Los miembros de la Iglesia
Ahora bien, con respecto a los miembros de La Iglesia de Jesucristo de los Santos de los Últimos Días, ¿qué espera el Señor de nosotros? Como Iglesia, debemos “renuncia[r] a la guerra y proclama[r] la paz”37. Como personas, debemos seguir “lo que contribuye a la paz”38, ser pacificadores y vivir en paz, como matrimonios, familias y vecinos. Debemos vivir la Regla de Oro. Tenemos los escritos de los descendientes de Judá que ya se han unido con los escritos de los descendientes de Efraín39. Debemos emplearlos y ensanchar nuestro círculo de amor para abarcar a toda la familia humana. Debemos llevar el amor divino y las doctrinas reveladas de la religión restaurada a nuestros vecinos y amigos. Debemos estar al servicio de ellos en la medida de nuestras posibilidades y oportunidades. Debemos conservar nuestros principios en un nivel elevado y defender lo recto.
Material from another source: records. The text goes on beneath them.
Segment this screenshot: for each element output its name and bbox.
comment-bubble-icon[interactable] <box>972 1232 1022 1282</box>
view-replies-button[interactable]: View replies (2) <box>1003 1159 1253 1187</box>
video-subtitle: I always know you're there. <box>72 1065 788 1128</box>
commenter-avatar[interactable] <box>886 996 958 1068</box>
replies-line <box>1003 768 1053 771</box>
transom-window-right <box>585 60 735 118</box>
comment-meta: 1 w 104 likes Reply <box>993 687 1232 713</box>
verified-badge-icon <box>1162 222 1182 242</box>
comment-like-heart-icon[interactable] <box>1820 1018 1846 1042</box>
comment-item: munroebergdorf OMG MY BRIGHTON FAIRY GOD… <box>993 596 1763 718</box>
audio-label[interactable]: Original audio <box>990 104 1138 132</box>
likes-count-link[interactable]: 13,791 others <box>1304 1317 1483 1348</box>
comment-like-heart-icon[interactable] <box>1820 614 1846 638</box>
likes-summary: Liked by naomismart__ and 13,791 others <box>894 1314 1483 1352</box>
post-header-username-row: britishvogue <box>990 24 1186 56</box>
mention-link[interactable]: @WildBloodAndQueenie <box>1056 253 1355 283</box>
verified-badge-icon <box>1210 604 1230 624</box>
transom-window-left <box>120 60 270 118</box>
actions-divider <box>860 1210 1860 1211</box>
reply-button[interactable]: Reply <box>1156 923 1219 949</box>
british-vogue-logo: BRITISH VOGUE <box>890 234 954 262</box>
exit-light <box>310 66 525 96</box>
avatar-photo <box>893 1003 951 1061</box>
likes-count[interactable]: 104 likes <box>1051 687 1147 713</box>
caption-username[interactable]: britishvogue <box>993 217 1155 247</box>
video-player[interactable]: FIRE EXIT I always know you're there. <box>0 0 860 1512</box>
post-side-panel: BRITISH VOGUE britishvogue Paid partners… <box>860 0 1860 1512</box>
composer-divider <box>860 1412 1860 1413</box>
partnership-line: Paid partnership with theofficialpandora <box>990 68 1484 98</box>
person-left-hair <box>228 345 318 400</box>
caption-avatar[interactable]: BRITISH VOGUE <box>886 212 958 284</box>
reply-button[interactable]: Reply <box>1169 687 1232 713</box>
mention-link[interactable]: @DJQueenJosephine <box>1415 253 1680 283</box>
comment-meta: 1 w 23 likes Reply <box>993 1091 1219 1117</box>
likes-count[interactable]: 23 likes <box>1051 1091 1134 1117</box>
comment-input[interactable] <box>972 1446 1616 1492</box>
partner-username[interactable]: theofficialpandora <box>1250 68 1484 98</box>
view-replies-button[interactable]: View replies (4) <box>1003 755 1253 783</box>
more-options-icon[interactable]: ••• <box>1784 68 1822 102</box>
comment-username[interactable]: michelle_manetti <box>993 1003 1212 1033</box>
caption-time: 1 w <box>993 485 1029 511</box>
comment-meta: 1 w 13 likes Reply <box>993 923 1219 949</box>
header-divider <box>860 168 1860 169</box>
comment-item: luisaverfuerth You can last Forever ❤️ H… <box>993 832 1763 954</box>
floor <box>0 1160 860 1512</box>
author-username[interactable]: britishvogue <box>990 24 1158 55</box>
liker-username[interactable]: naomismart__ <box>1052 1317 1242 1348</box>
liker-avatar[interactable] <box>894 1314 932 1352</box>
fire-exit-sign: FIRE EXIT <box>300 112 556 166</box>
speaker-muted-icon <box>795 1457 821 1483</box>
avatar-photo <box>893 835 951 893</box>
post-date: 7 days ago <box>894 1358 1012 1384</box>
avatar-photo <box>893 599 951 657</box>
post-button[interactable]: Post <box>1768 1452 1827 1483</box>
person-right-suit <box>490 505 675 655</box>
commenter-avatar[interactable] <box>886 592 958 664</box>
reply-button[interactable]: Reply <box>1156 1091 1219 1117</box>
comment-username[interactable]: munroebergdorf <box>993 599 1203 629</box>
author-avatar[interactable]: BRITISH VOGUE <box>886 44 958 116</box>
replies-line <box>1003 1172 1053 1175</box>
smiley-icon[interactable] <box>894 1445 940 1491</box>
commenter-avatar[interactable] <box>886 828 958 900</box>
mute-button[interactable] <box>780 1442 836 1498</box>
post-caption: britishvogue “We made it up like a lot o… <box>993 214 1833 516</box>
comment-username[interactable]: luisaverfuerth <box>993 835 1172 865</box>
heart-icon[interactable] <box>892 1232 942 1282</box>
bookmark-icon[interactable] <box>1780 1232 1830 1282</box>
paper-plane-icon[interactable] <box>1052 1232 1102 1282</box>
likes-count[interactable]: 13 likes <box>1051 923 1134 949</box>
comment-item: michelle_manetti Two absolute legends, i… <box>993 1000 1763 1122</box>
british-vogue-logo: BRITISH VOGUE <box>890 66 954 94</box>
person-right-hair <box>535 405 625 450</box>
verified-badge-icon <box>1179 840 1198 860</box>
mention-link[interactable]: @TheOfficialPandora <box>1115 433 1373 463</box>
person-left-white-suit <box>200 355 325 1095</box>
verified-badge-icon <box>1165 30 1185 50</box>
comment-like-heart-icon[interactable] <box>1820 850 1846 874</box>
Debemos continuar congregando al Israel disperso por los cuatro cabos de la tierra y ofrecerle las ordenanzas y los convenios que sellan a las familias para siempre. Hemos de llevar esas bendiciones a las personas de todas las naciones.
Si vivimos de ese modo, nuestro Maestro nos bendecirá, pues nos ha hecho esta promesa: “No temas, porque yo estoy contigo; no desmayes, porque yo soy tu Dios que te esfuerzo; siempre te ayudaré, siempre te sustentaré con la diestra de mi justicia”40.
La nuestra es la causa celestial del Señor. La nuestra es la causa de la gloria eterna para todo el género humano. Y, en calidad de pacificadores, seremos llamados los hijos de Dios. De ello testifico, en el nombre de Jesucristo. Amén.